Tapi keadaan itu tidak membuat Erlangga menyerah, bahkan ia pun terus berinovasi untuk menciptakan menu – menu baru. Dengan usaha gigih yang dilakukannya, pada tahun 2021 Erlangga sukses membuka dua outlet cabang barunya di Bali, dan satu outletnya di Kupang. Outlet tersebut diantaranya kedai Kopas Dewi Sri, kedai Kopas Renon, dan kedai Kopas Rantai Damai Kupang, yang masing – masing outlet diisi oleh dua orang pekerja.
Foto: Kopi Pasar
“Kita baru buka ini bulan Februari 2020 lalu, jadi sudah dua tahun tiga bulan. dan perkembangannya sampai tahun ini cukup pesat sampai kita bisa membuka tiga outlet baru selain Kopas Sanglah,” ucap pria 39 tahun ini.
Lebih lanjut dijelaskan menurutnya, Kopi Pasar memiliki daya tariknya sendiri hingga lebih mudah diingat oleh semua orang, guna menarik kaum milenial yang menjadi target pemasarannya, harga yang dipatokpun untuk makanan dan minuman terbilang cukup terjangkau.
Mulai dari harga makanannya dibanderol dengan harga mulai dari 6 ribu rupiah yakni berupa roti bakar dengan tiga varian rasa. Sementara untuk minuman harganya mulai dari 7 ribu rupiah yakni Kopi panas Americano.
Selain kaum milenial, karena lokasinya yang cukup dekat dengan RSUP Sanglah, beberapa tim medis pun juga datang ke kedai ini, namun tidak jarang juga beberapa komunitas juga sering berkunjung di sini seperti komunitas bola, motor, dan bankers.
“Sebenarnya kita tidak pernah membatasi segmen market karena lokasi pasar siapa aja bisa masuk cuma kita berusaha untuk bisa diterima semua kalangan,”pungkasnya.
Foto: Dapur Kopi Pasar
Lebih jauh pria yang akrab disapa angga ini mengungkapkan jika ada menu favorit kopi yang sering di pesan yaitu Cappucino. Dimana proses dalam pembuatannya tersebut dari awal grinder biji kopi, selanjutnya mengextract kopi sesuai takarannya, dan steam susu untuk pembuatan latte art.

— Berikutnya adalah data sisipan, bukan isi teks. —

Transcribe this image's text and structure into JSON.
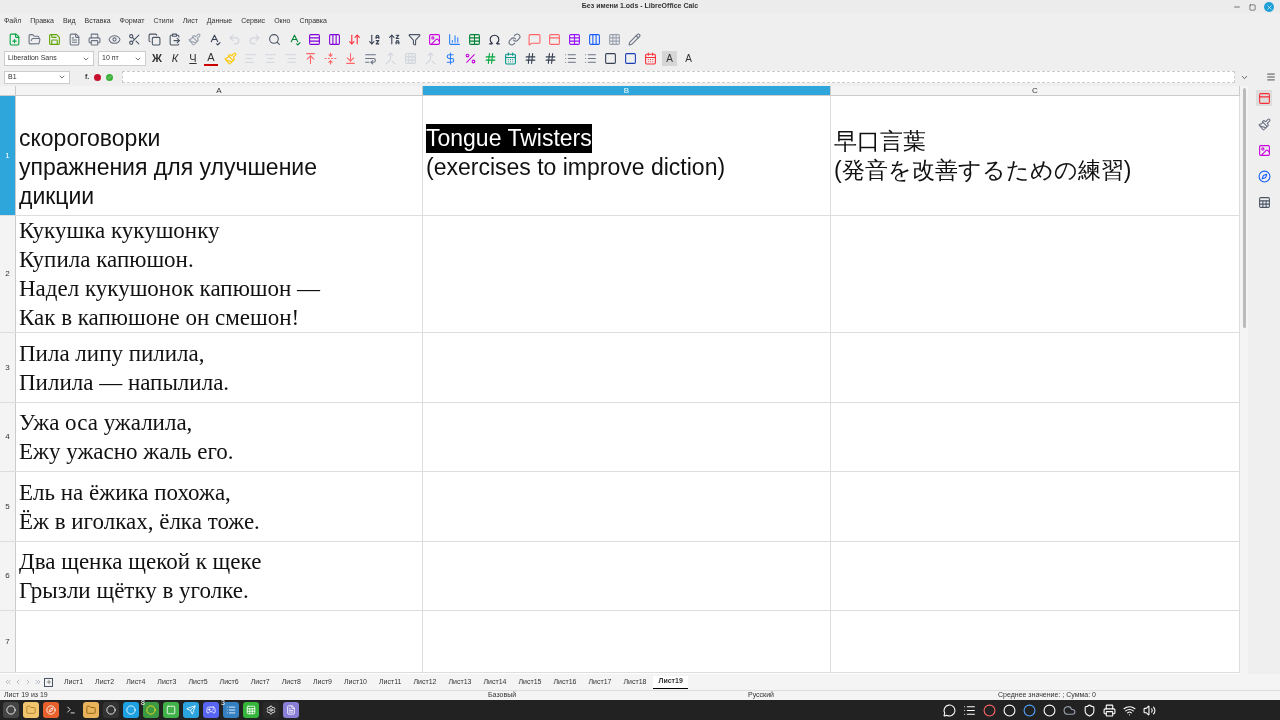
{
  "window": {
    "title": "Без имени 1.ods - LibreOffice Calc"
  },
  "menu": [
    "Файл",
    "Правка",
    "Вид",
    "Вставка",
    "Формат",
    "Стили",
    "Лист",
    "Данные",
    "Сервис",
    "Окно",
    "Справка"
  ],
  "formatting": {
    "font_name": "Liberation Sans",
    "font_size": "10 пт",
    "buttons": [
      {
        "kind": "bold",
        "label": "Ж",
        "selected": false
      },
      {
        "kind": "italic",
        "label": "К",
        "selected": false
      },
      {
        "kind": "underline",
        "label": "Ч",
        "selected": false
      },
      {
        "kind": "color",
        "label": "A",
        "selected": false
      }
    ],
    "shadow": {
      "label": "A",
      "selected": true
    },
    "outline": {
      "label": "A",
      "selected": false
    }
  },
  "formula_bar": {
    "name_box": "B1",
    "function_label": "f."
  },
  "columns": [
    {
      "label": "A",
      "selected": false
    },
    {
      "label": "B",
      "selected": true
    },
    {
      "label": "C",
      "selected": false
    }
  ],
  "rows": [
    {
      "number": "1",
      "selected": true,
      "cells": [
        {
          "lines": [
            {
              "text": "скороговорки",
              "selected": false
            },
            {
              "text": "упражнения для улучшение",
              "selected": false
            },
            {
              "text": "дикции",
              "selected": false
            }
          ]
        },
        {
          "lines": [
            {
              "text": "Tongue Twisters",
              "selected": true
            },
            {
              "text": "(exercises to improve diction)",
              "selected": false
            }
          ]
        },
        {
          "lines": [
            {
              "text": "早口言葉",
              "selected": false
            },
            {
              "text": "(発音を改善するための練習)",
              "selected": false
            }
          ]
        }
      ]
    },
    {
      "number": "2",
      "selected": false,
      "cells": [
        {
          "lines": [
            {
              "text": "Кукушка кукушонку",
              "selected": false
            },
            {
              "text": "Купила капюшон.",
              "selected": false
            },
            {
              "text": "Надел кукушонок капюшон —",
              "selected": false
            },
            {
              "text": "Как в капюшоне он смешон!",
              "selected": false
            }
          ]
        },
        {},
        {}
      ]
    },
    {
      "number": "3",
      "selected": false,
      "cells": [
        {
          "lines": [
            {
              "text": "Пила липу пилила,",
              "selected": false
            },
            {
              "text": "Пилила — напылила.",
              "selected": false
            }
          ]
        },
        {},
        {}
      ]
    },
    {
      "number": "4",
      "selected": false,
      "cells": [
        {
          "lines": [
            {
              "text": "Ужа оса ужалила,",
              "selected": false
            },
            {
              "text": "Ежу ужасно жаль его.",
              "selected": false
            }
          ]
        },
        {},
        {}
      ]
    },
    {
      "number": "5",
      "selected": false,
      "cells": [
        {
          "lines": [
            {
              "text": "Ель на ёжика похожа,",
              "selected": false
            },
            {
              "text": "Ёж в иголках, ёлка тоже.",
              "selected": false
            }
          ]
        },
        {},
        {}
      ]
    },
    {
      "number": "6",
      "selected": false,
      "cells": [
        {
          "lines": [
            {
              "text": "Два щенка щекой к щеке",
              "selected": false
            },
            {
              "text": "Грызли щётку в уголке.",
              "selected": false
            }
          ]
        },
        {},
        {}
      ]
    },
    {
      "number": "7",
      "selected": false,
      "cells": [
        {},
        {},
        {}
      ]
    }
  ],
  "sheet_tabs": [
    {
      "label": "Лист1",
      "selected": false
    },
    {
      "label": "Лист2",
      "selected": false
    },
    {
      "label": "Лист4",
      "selected": false
    },
    {
      "label": "Лист3",
      "selected": false
    },
    {
      "label": "Лист5",
      "selected": false
    },
    {
      "label": "Лист6",
      "selected": false
    },
    {
      "label": "Лист7",
      "selected": false
    },
    {
      "label": "Лист8",
      "selected": false
    },
    {
      "label": "Лист9",
      "selected": false
    },
    {
      "label": "Лист10",
      "selected": false
    },
    {
      "label": "Лист11",
      "selected": false
    },
    {
      "label": "Лист12",
      "selected": false
    },
    {
      "label": "Лист13",
      "selected": false
    },
    {
      "label": "Лист14",
      "selected": false
    },
    {
      "label": "Лист15",
      "selected": false
    },
    {
      "label": "Лист16",
      "selected": false
    },
    {
      "label": "Лист17",
      "selected": false
    },
    {
      "label": "Лист18",
      "selected": false
    },
    {
      "label": "Лист19",
      "selected": true
    }
  ],
  "status_bar": {
    "sheet": "Лист 19 из 19",
    "style": "Базовый",
    "language": "Русский",
    "summary": "Среднее значение: ; Сумма: 0"
  },
  "taskbar": {
    "badges": [
      {
        "text": "8"
      },
      {
        "text": "3"
      }
    ]
  }
}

Sudah dua tahun lebih membuka kedai ini, Erlangga mengatakan pendapatan kotor yang ia dapatkan dalam sebulan kurang lebih hingga 20 juta rupiah per outlet. Angka tersebut belum dikurangi dengan beberapa biaya operasional seperti gaji karyawan ataupun biaya maintenance lainnya.
Dengan kondisi usahanya yang sekarang sedang berkembang dengan memiliki tiga outlet di Bali tidak membuat Erlangga berpuas diri. Ia memiliki keinginan kedepannya tidak hanya membuka kedai saja namun akan memulai industri ekspor beberapa jenis kopi.
Ni Komang Parnadi dari Sukasada: Rujak Buleleng di Jantung Kota Denpasar
Siapa yang tidak kenal Rujak Buleleng? Masyarakat Bumi Panji Sakti tentu tidak asing dengan makanan khas yang terdiri dari irisan beragam buah seperti kedondong, ubi jalar, mangga, pepaya, bengkuang, nanas, mentimun, dan pisang batu lalu dicampur dengan bumbu ulek khas yang terbuat dari gula Bali, terasi, cabai rawit dan garam.
Kuliner rakyat yang sehat dan murah meriah ini tentunya tidak sulit ditemui di Kabupaten Buleleng terutama pada wilayah Kota Singaraja. Namun, menu ini juga tidak sulit untuk ditemui di luar Buleleng karena juga dijual oleh masyarakat Buleleng yang merantau ke kabupaten lainnya di Bali.
Salah satu tempat yang menjual Rujak Buleleng adalah Warung Rujak Merdeka yang berlokasi di jantung Kota Denpasar, tepatnya Jalan Merdeka No. 88, Denpasar Timur. Lokasi strategis yang dekat dengan kompleks gedung pemerintahan membuat warung rujak ini mudah untuk ditemui.
Foto: Ni Komang Parnadi
Pemilik Warung Rujak Merdeka, Ni Komang Parnadi mengatakan dirinya mengedepankan cita rasa khas Buleleng sebagai daya tarik utama warung yang didirikannya sejak tahun 2012 silam itu. Berkat itu, warung yang Ia kelola berhasil menghadirkan memikat masyarakat Kota Denpasar akan cita rasa otentik khas Buleleng.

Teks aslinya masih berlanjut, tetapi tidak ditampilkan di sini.